RAMALLAH — Cancer patient Ahmed Abu Fuad needs chemotherapy to survive. Muhammad Subeh needs an eye-transplant while paramedic Alaa Sarhan desperately needs surgery to remove shrapnel from his body. But these Gazans are unable to leave the area to seek the required medical treatment elsewhere, and it is not because of the Israeli siege.
Palestinians sit outside their houses during a power outage in Khan Younis in the southern Gaza Strip August 22, 2010. Residents in the Gaza Strip, which is run by the Islamist Hamas group, have been losing their electricity for up to 16 hours a day during the holy month of Ramadan, wrecking family gatherings and jeopardizing businesses. Picture taken August 22, 2010. REUTERS/Ibraheem Abu Mustafa |
The Israelis granted Za’anin a security permit to pass through the Erez crossing into Israel and attend a course in East Jerusalem. But she is unable to travel to the U.S. to receive her UN prize as the Fatah-led Palestinian Authority (PA) in Ramallah has denied her request for a passport. The reason, the Beit Hanoun council she works for is associated with Hamas.
Before Hamas took over the Gaza Strip in June 2007, the Palestinian Population Registry in Gaza was based in the Ministry of the Interior, which was split between Gaza and Ramallah under a unity government.
Following the overthrow of the PA in Gaza, the passport registry office was moved to Ramallah. But before passports are issued, the intelligence services of PA leader Mahmoud Abbas vet applications for “security” purposes, which is a euphemism for political affiliation.
A representative for the Interior Ministry in Gaza, Ihab al-Ghussein, told the Israeli daily Haaretz that 10,000 new passports are needed every month and that there is a waiting list of 100,000 applicants urgently needing travel documents.
Some years ago the Ramallah authorities received 300,000 blank passports from France where they are printed. According to Hamas officials, the interior ministry sent only 2,000 of these to Gaza with the last 1,000 arriving in the middle of 2008. Since then the PA has refused to include Gaza in its quota of blank passports.
The Ramallah-based Palestinian Independent Commission for Human Rights (associated with the PA) denies this assertion. It said thousands of passports are being sent to Gaza, including its quota for this year.
Whatever the truth may be, the shortage of passports remains. Initially, Gaza’s authorities were able to overcome the problem by extending the dates on old passports. Their counterparts in Ramallah responded by issuing different coloured passports, using different paper, and with a printed validity of five, instead of three, years.
Since there are no official means of communication or transport between Gaza and the West Bank, travel agencies have stepped in to provide courier services for passports at hugely inflated prices, which the economically deprived Gazans can ill afford.
Even when Gazans have managed to overcome all the red tape and emerged with a passport, many have had their documents confiscated by Hamas officials at the border crossings into Egypt and Israel.

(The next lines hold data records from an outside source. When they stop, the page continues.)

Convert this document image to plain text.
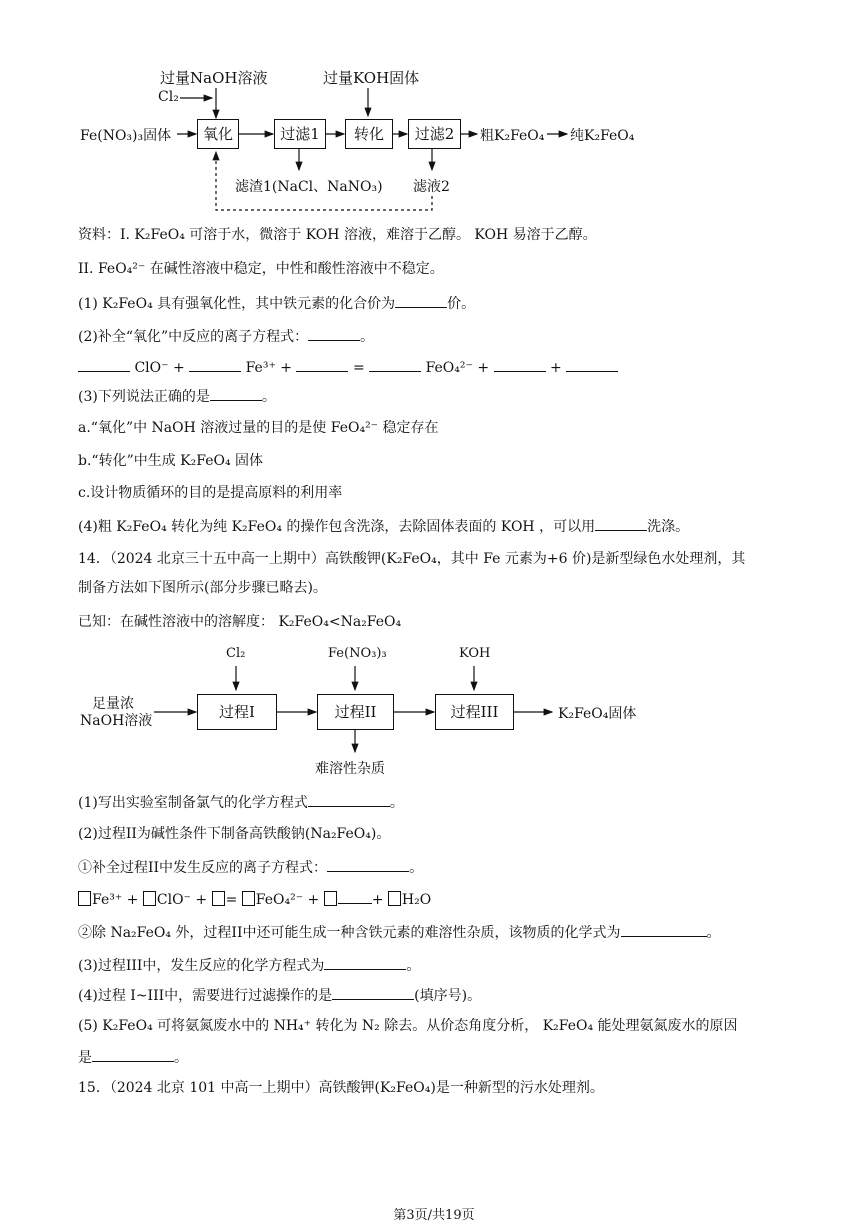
过量NaOH溶液
Cl₂
过量KOH固体
Fe(NO₃)₃固体	氧化	过滤1	转化	过滤2	粗K₂FeO₄ 纯K₂FeO₄
滤渣1(NaCl、NaNO₃) 滤液2
资料：I. K₂FeO₄ 可溶于水，微溶于 KOH 溶液，难溶于乙醇。 KOH 易溶于乙醇。
II. FeO₄²⁻ 在碱性溶液中稳定，中性和酸性溶液中不稳定。
(1) K₂FeO₄ 具有强氧化性，其中铁元素的化合价为	价。
(2)补全“氧化”中反应的离子方程式：	。
ClO⁻ +	Fe³⁺ +	=	FeO₄²⁻ +	+
(3)下列说法正确的是	。
a.“氧化”中 NaOH 溶液过量的目的是使 FeO₄²⁻ 稳定存在
b.“转化”中生成 K₂FeO₄ 固体
c.设计物质循环的目的是提高原料的利用率
(4)粗 K₂FeO₄ 转化为纯 K₂FeO₄ 的操作包含洗涤，去除固体表面的 KOH ，可以用	洗涤。
14．（2024 北京三十五中高一上期中）高铁酸钾(K₂FeO₄，其中 Fe 元素为+6 价)是新型绿色水处理剂，其
制备方法如下图所示(部分步骤已略去)。
已知：在碱性溶液中的溶解度： K₂FeO₄<Na₂FeO₄
Cl₂	Fe(NO₃)₃	KOH
足量浓
NaOH溶液	过程I	过程II	过程III	K₂FeO₄固体
难溶性杂质
(1)写出实验室制备氯气的化学方程式	。
(2)过程II为碱性条件下制备高铁酸钠(Na₂FeO₄)。
①补全过程II中发生反应的离子方程式：	。
Fe³⁺ + ClO⁻ + = FeO₄²⁻ +	+ H₂O
②除 Na₂FeO₄ 外，过程II中还可能生成一种含铁元素的难溶性杂质，该物质的化学式为	。
(3)过程III中，发生反应的化学方程式为	。
(4)过程 I~III中，需要进行过滤操作的是	(填序号)。
(5) K₂FeO₄ 可将氨氮废水中的 NH₄⁺ 转化为 N₂ 除去。从价态角度分析， K₂FeO₄ 能处理氨氮废水的原因
是	。
15．（2024 北京 101 中高一上期中）高铁酸钾(K₂FeO₄)是一种新型的污水处理剂。
第3页/共19页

“The Hamas authorities have prevented dozens of Fatah activists from leaving Gaza by confiscating their passports. In a few cases the passports were returned after we intervened, but most weren’t,” Mahmoud Abu Rahma from the Gaza-based human rights organisation Al Mezan told IPS.
Other Fatah members have mistakenly been associated with Hamas by the interior ministry. It was only after they found contacts in the PA who convinced the intelligence services of their political affiliation, were the passports issued.
Al Mezan and other human rights organisations in the Palestinian territories have protested to the authorities in Gaza and the West Bank.
“We wrote to the PA foreign minister Salaam Fayad in Ramallah stating that the refusal to provide passports was both illegal and in breach of Palestinian law. We also wrote to Hamas’s interior ministry in Gaza demanding that the confiscated passports be returned,” said Abu Rahma.
“Usually we do not receive responses from either side. And they offer no explanations as to why they are confiscating passports on the one hand and refusing to issue them on the other,” he added.
Haaretz investigative journalist Amira Hass even wrote to the PA interior ministry asking whether the intelligence services determined to whom the passports were issued. But she only received an indirect and noncommittal answer.
“This behaviour is clearly politically motivated. While both Palestinian factions argue that security is the main factor behind passports being denied or confiscated, it is obvious that both Hamas and Fatah are using passports as a political weapon against the other side and that ordinary Palestinians are once again paying the price,” Abu Rahma said.